La projection lumineuse fut sans doute le média le plus emblématique de ces contrastes. Son avatar le plus célèbre s’appelle Cinéma. Les films les plus archaïquement conçus comme des « jeux de lumière » (« Lichtspiel ») sont ceux du cinéma d’animation. Et l’Allemagne avant-gardiste des années 20 lui donna non seulement son premier long métrage mondial (Les Aventures du Prince Ahmed, 1926), mais aussi des sommets musicaux et abstraits, portant très loin l’art des accords entre les couleurs et les formes, les ombres et les lumières.


Hervé Joubert-Laurencin

Hervé Joubert-Laurencin enseigne le cinéma à l’université de Paris Nanterre. Il est traducteur et spécialiste de Pier Paolo Pasolini (Écrits sur le cinéma, 1987 et 2000, Pasolini Portrait du poète en cinéaste, 1995, Porno Théo Kolossal, 2016…) Il est aussi un historien de la critique de cinéma. En 2018, il codirige un recueil d’études sur Jean-Claude Biette écrivain de cinéma (Jean-Claude Biette. Appunti et contrappunti) et édite les Écrits complets d’André Bazin. Il réalise la même année son premier film avec Marianne Dautrey, Bazin roman.

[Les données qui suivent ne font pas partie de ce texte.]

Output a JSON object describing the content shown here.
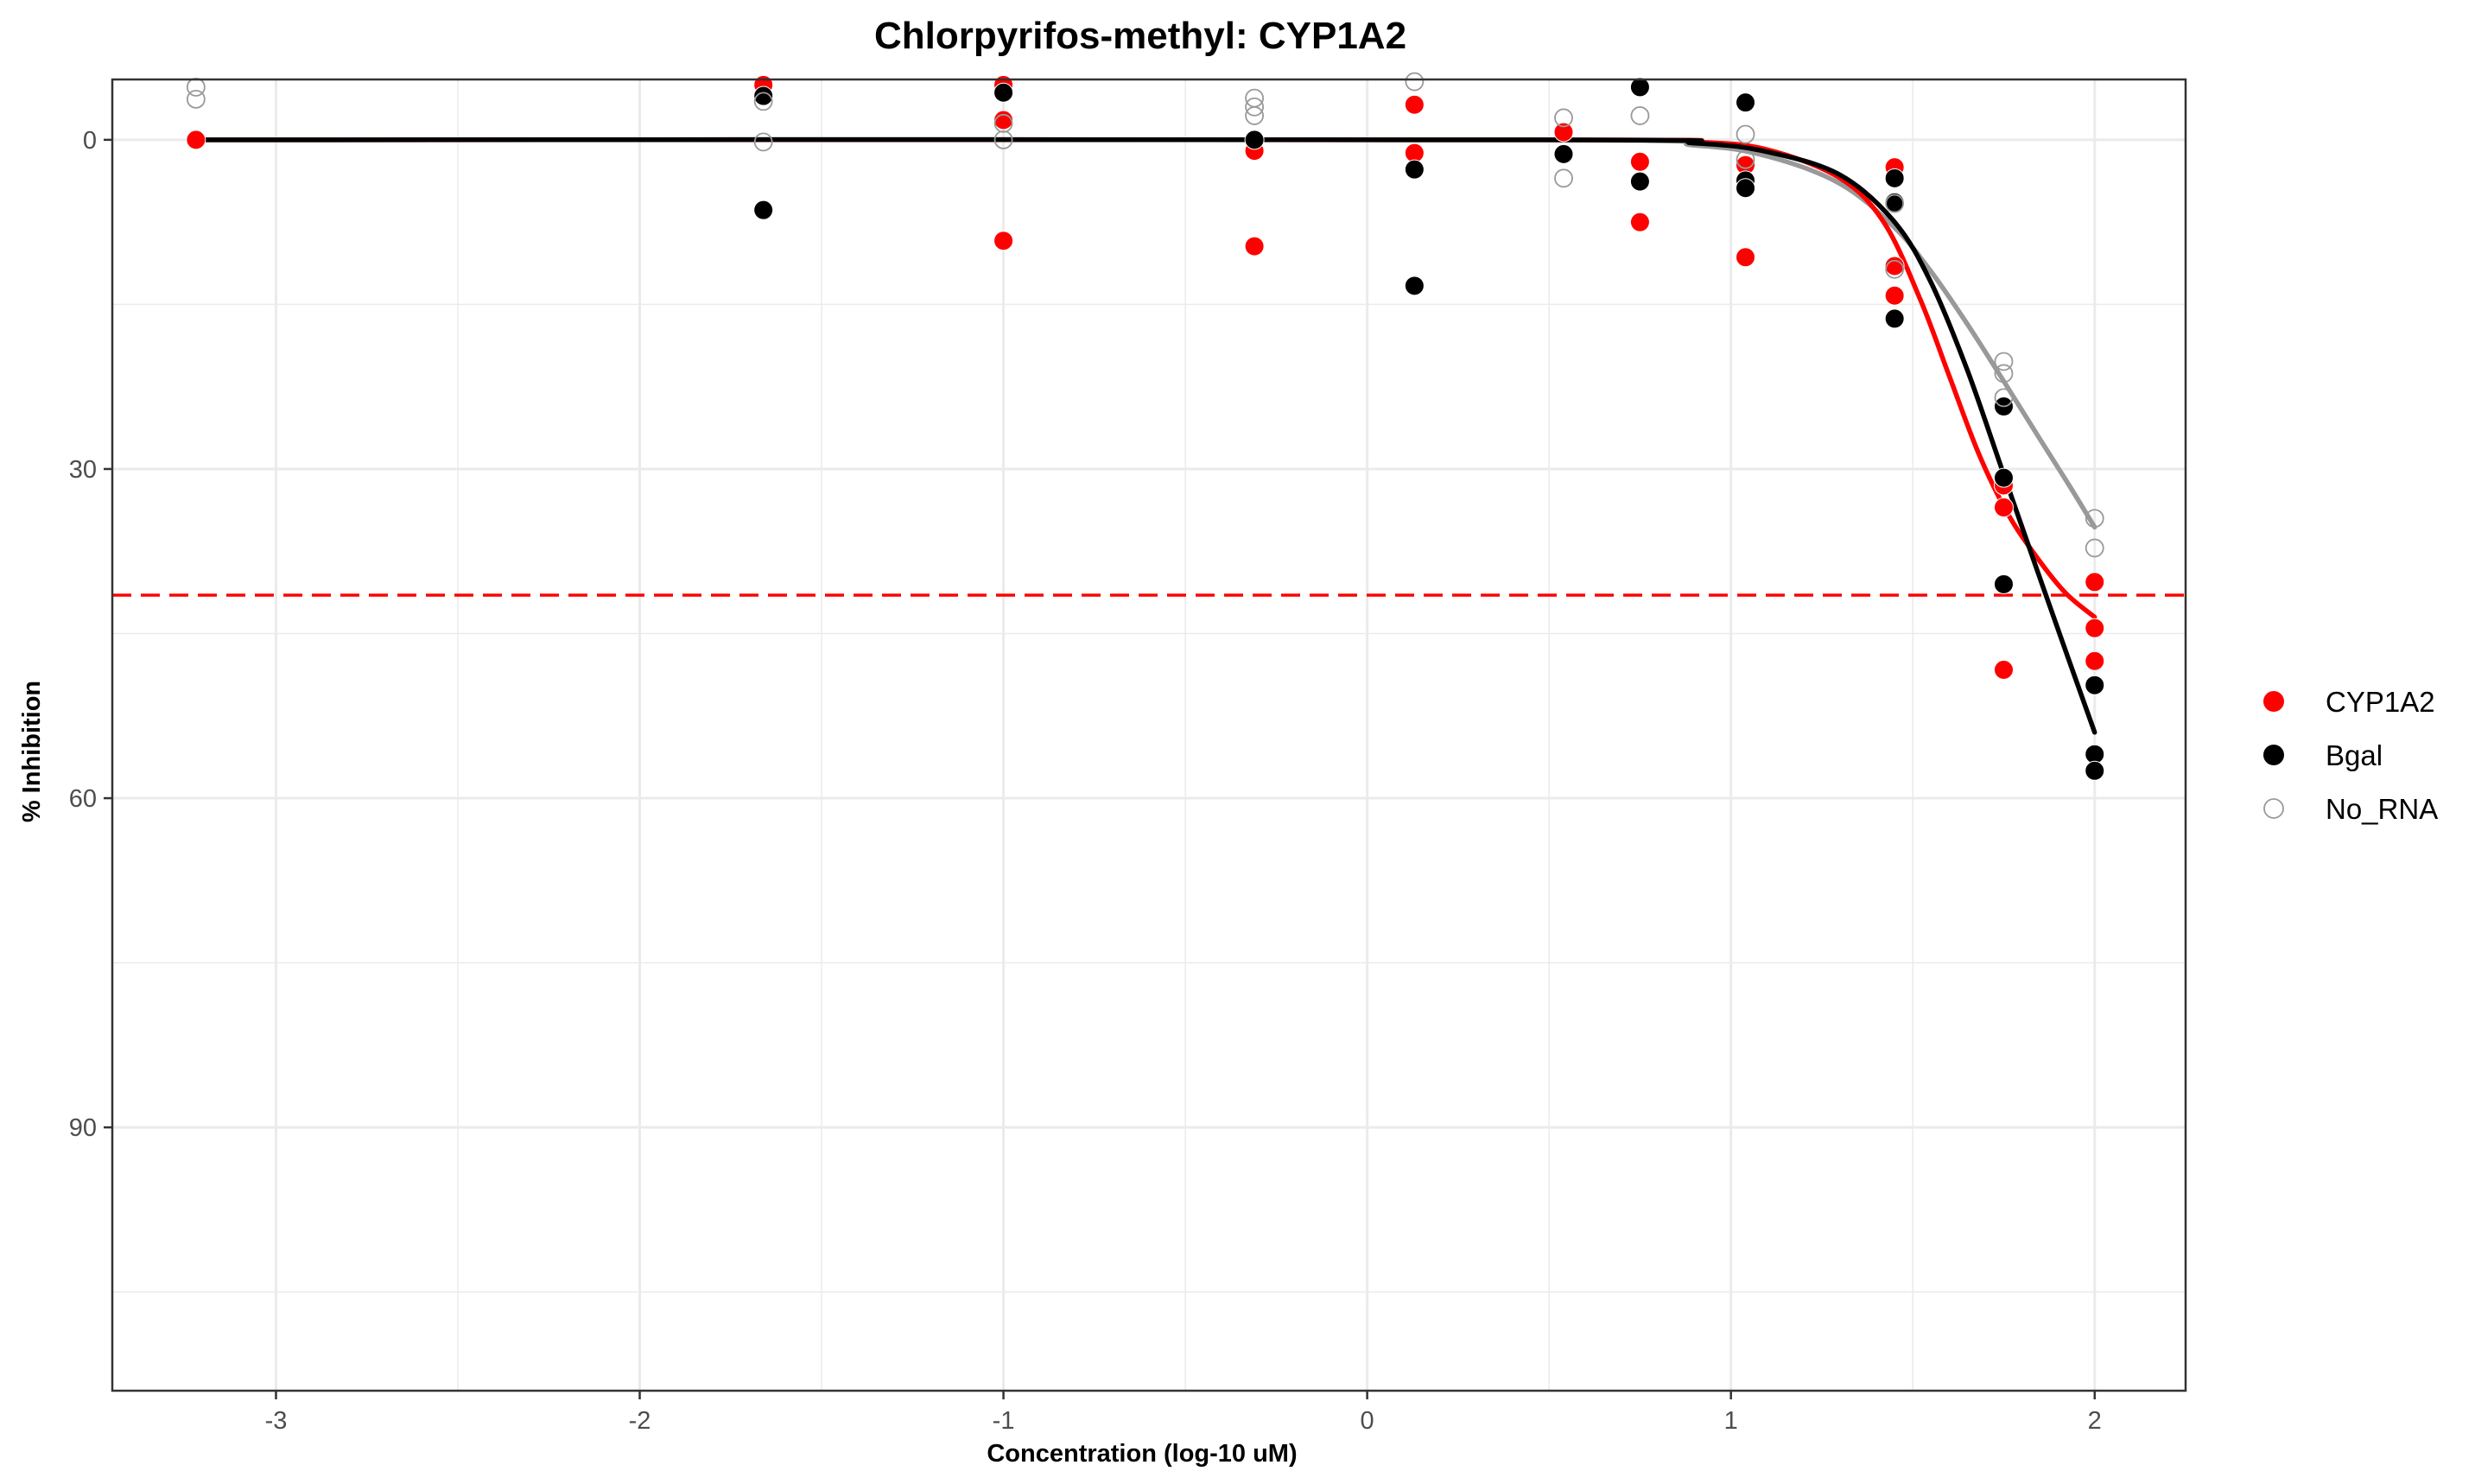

Il a publié en 1997 La lettre volante. Quatre essais sur le cinéma d’animation, en 2012 Quatre films de Hayao Miyazaki, et d’autres écrits sur le cinéma d’animation. Il est cofondateur de la plateforme « NEF Animation » qui a contribué à la naissance de la nouvelle revue Blink Blank.

Programme de la séance du samedi 7 mars à 16h
Projection commentée par Hervé Joubert-Laurencin



Walther Ruttmann (1887-1941), célébré pour son long métrage Berlin Symphonie d’une grande ville (1927), est un classique de l’animation abstraite et mélodique et de l’histoire de la « musique d’images ». Avant de mourir à Berlin à 53 ans en 1941, il collabora au long métrage de Lotte Reiniger et fut avant tout un artiste du court métrage de recherche. Ses Opus, numérotés comme des tableaux, sont parmi les plus beaux représentants de l’utopie du synchronisme son-image.

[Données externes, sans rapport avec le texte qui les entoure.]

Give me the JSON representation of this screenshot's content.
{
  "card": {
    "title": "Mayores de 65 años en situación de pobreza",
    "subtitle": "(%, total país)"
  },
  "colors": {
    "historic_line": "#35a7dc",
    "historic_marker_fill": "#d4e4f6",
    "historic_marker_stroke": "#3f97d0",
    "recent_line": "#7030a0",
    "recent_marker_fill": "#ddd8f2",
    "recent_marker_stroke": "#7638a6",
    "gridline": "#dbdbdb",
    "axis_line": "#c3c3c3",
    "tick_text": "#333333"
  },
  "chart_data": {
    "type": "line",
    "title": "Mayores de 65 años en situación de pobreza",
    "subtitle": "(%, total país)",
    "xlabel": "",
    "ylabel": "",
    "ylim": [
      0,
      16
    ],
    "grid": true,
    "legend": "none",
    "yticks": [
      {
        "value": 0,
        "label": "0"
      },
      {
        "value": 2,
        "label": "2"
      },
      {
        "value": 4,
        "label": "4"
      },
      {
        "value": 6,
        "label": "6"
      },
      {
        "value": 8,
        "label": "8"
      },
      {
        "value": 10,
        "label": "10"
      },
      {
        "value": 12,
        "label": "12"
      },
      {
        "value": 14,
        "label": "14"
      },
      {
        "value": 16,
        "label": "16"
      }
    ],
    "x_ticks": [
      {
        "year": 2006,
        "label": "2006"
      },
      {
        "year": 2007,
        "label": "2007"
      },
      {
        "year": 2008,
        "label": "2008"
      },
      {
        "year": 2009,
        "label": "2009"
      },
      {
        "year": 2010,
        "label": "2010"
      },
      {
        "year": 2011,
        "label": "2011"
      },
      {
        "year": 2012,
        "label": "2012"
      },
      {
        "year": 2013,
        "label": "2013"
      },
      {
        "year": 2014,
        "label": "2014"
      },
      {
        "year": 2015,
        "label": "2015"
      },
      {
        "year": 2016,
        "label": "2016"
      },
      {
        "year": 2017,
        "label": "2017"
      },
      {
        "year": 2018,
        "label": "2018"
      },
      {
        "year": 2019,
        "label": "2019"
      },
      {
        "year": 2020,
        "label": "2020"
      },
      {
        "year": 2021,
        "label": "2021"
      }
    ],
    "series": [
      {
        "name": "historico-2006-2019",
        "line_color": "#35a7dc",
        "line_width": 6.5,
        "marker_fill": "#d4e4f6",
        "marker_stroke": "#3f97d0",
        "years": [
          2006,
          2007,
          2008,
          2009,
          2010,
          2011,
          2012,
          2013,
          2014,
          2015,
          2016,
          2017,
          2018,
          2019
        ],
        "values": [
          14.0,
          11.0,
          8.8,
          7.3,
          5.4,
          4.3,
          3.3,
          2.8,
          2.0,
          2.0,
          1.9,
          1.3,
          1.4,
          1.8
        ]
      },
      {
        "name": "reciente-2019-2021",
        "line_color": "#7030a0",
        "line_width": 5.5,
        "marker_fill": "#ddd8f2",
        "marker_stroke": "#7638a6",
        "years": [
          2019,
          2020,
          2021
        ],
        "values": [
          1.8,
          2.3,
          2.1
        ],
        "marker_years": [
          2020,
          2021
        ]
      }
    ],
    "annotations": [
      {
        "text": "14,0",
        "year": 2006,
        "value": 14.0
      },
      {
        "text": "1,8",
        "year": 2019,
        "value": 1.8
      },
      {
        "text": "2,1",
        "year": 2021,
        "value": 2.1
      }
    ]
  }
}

•    Lichtspiel Opus I, 1921, 11min20 
Projection 16 mm, format 1,37, vitesse 18ips, son séparé sur fichier numérique
•    Opus II, III, IV, 1923, 12min
Projection 16 mm, format 1,37, vitesse 18ips, muet

Oskar Fischinger (1900-1967) est l’un des plus grands et des plus enthousiasmants cinéastes de l’animation abstraite. En Allemagne puis à Hollywood, il rencontre et travaille brièvement avec Fritz Lang et Walt Disney. Ernst Lubitsch aide à sa reconnaissance, mais son œuvre reste celle d’un expérimentateur solitaire et il se tourne vers la peinture. Allegretto est l’une des plus spectaculaires abstractions sonores et colorées cinématographiques, et Kreise une autre variation sur les cercles.


•    Allegretto, 1936-43, 2min30, couleur, sonore 
Projection 16 mm, format 1,37, vitesse 24ips, son optique
•    Kreise, 1933-34, 2min, couleur, sonore
Projection 16 mm, format 1,37, vitesse 24ips, son optique

Lotte Reiniger (1899-1981) réalisa entre 1923 et 1926 une œuvre de projections lumineuses comme on n’en avait alors jamais vu : Les Aventures du Prince Ahmed (1926). Il s’agit en effet, dix ans avant Blanche neige de Walt Disney, du premier long métrage de cinéma d’animation du monde. Elle est la plus célèbre artiste de la technique dite du film de silhouettes. Elle réalisa un grand nombre de courts métrages tout au long de sa vie.